On trouva sur «Pierre Simon, natif de Ribemont, district de Saint-Quentin, âgé de cinquante ans, ayant demeuré rue de Lille,... une montre en argent à aiguilles d’or, marquant heure et minutes, secondes, quantième et semaine, boîte marquée d’un G[147], un livre d’Horace en latin, un petit cachet d’acier, un porte-crayon en argent, un rasoir à manche d’ivoire, un couteau à manche de corne et son tire-bouchon, une petite paire de ciseaux».

Pendant plusieurs mois, on ignora la mort de Condorcet. Sa famille le croyait passé en Suisse, tandis que ses biens étaient vendus comme propriétés d’émigré.

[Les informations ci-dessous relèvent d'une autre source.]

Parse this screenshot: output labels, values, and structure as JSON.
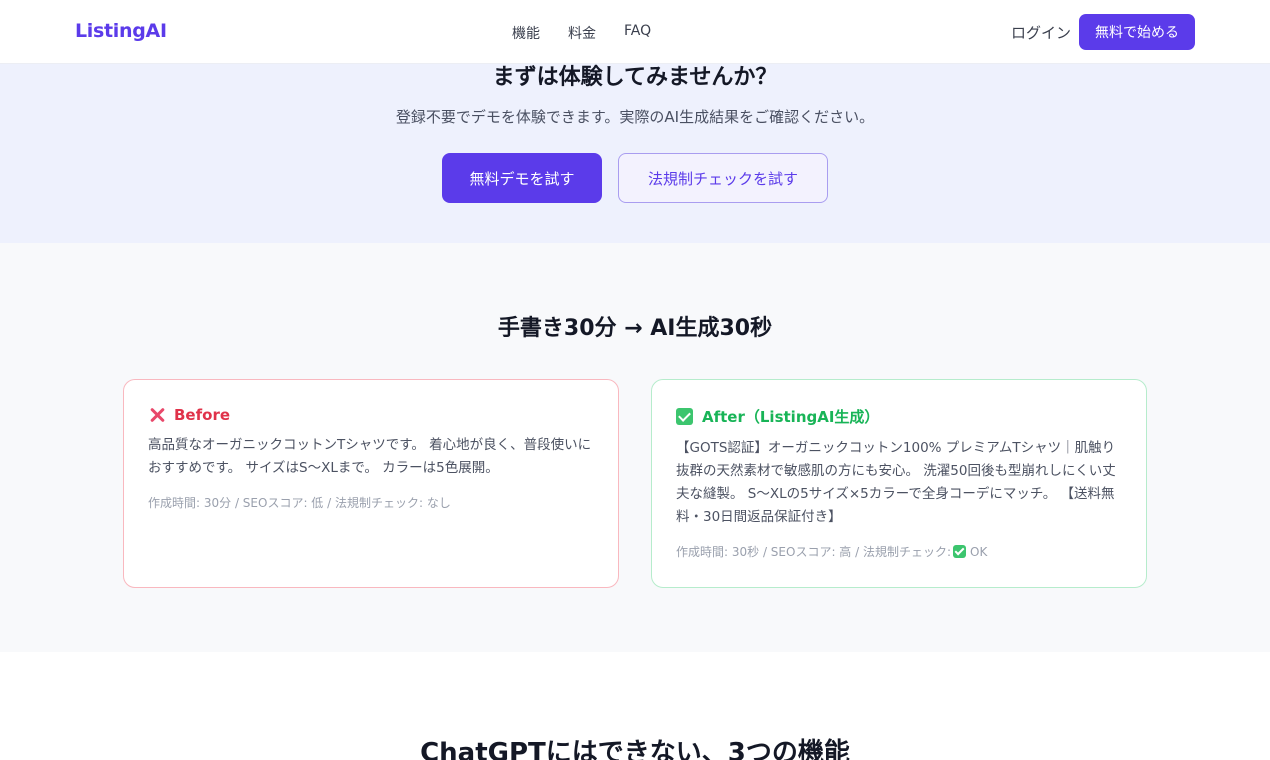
{
  "header": {
    "logo": "ListingAI",
    "nav": [
      "機能",
      "料金",
      "FAQ"
    ],
    "login": "ログイン",
    "start": "無料で始める"
  },
  "demo": {
    "title": "まずは体験してみませんか？",
    "subtitle": "登録不要でデモを体験できます。実際のAI生成結果をご確認ください。",
    "primary_button": "無料デモを試す",
    "secondary_button": "法規制チェックを試す"
  },
  "compare": {
    "title": "手書き30分 → AI生成30秒",
    "before": {
      "heading": "Before",
      "body": "高品質なオーガニックコットンTシャツです。 着心地が良く、普段使いにおすすめです。 サイズはS〜XLまで。 カラーは5色展開。",
      "meta": "作成時間: 30分 / SEOスコア: 低 / 法規制チェック: なし"
    },
    "after": {
      "heading": "After（ListingAI生成）",
      "body": "【GOTS認証】オーガニックコットン100% プレミアムTシャツ｜肌触り抜群の天然素材で敏感肌の方にも安心。 洗濯50回後も型崩れしにくい丈夫な縫製。 S〜XLの5サイズ×5カラーで全身コーデにマッチ。 【送料無料・30日間返品保証付き】",
      "meta_prefix": "作成時間: 30秒 / SEOスコア: 高 / 法規制チェック:",
      "meta_suffix": "OK"
    }
  },
  "features": {
    "title": "ChatGPTにはできない、3つの機能"
  },
  "colors": {
    "brand": "#5b3bea",
    "before_accent": "#e0324a",
    "after_accent": "#18b457"
  },
  "icons": {
    "before": "close-icon",
    "after": "check-icon"
  }
}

Sophie, ruinée, avait d’abord songé à se rendre à Villette, auprès de son père. Un passeport délivré par la municipalité d’Auteuil en fait foi; mais elle s’était bien vite ravisée, en songeant que son devoir était de rester aussi près que possible du proscrit.

Après avoir rendu la liberté à chacun de ses domestiques, renvoyé sa femme de chambre et la gouvernante anglaise de sa fille, elle restait seule pour subvenir au service et aux besoins de trois personnes: Elisa, âgée de trois ans; Charlotte de Grouchy, sa sœur, toujours malade, et Mme Beauvais, la vieille gouvernante que nous connaissons depuis Neuville et qui était devenue incapable du moindre travail.

Du peu d’argent qui lui restait, Mme de Condorcet acheta, au no 352 de la rue Saint-Honoré, tout près de la maison de Robespierre, une petite boutique de lingerie où elle établit Auguste Cardot, le jeune frère du secrétaire de son mari. A l’entresol, au-dessus de la porte cochère, elle avait un petit atelier où elle peignait des tableaux, des miniatures et des camées. Quelquefois aussi, elle pénétrait dans les retraites où se cachaient les proscrits et dans les cachots pour reproduire les traits des malheureux condamnés qui n’avaient plus que ce souvenir à léguer à leur famille. Souvent pour gagner la bienveillance des geôliers, des soldats ou des municipaux, elle dut peindre, dans la fumée des corps de garde, ces brutes avinées qui n’avaient aucun respect pour ses délicatesses de femme, ni pour ses malheurs d’épouse.

Des paroles cruelles qui retentirent alors à ses oreilles, Sophie conserva toute sa vie un douloureux et terrible souvenir!

Jusqu’au 9 thermidor, elle crut, chaque jour, qu’elle serait arrêtée à son tour. Elle eut de fréquentes visites du comité révolutionnaire d’Auteuil. Un jour, il y eut une perquisition chez elle; on lui dit même de préparer son paquet pour aller en prison. Mais elle s’en tira encore une fois en faisant le portrait de chacun des membres du comité.

Enfin, le soin de sa sûreté et le désir de sauvegarder, s’il était possible, la fortune de sa fille, l’obligèrent à faire une démarche qui lui fut très pénible.

Le 14 janvier 1794, elle se présenta devant la municipalité d’Auteuil pour lui faire connaître son intention de divorcer et de continuer à vivre dans la commune «comme une artiste qui cherche à subsister paisiblement par ses travaux[148]».

C’est que Mme de Condorcet avait des ennemis redoutables. Aux Jacobins, le 27 novembre 1793, Hébert l’avait dénoncée personnellement. Voici comment il s’était exprimé[149]: «Il en est un autre aussi que les femmes veulent sauver parce que,—et il faut en convenir,—il est joli; c’est celui que Marat appelait le furet de la Gironde, car on sent que celui qui, dans une affaire aussi astucieuse, aussi compliquée, celui qui faisait le métier de furet ne jouait pas le rôle le moins important. Ses liaisons avec Mme de Condorcet lui garantissent le parti de toutes les femmes de sa clique. C’est Ducos, c’est celui-là que les femmes ont pris sous leur sauvegarde.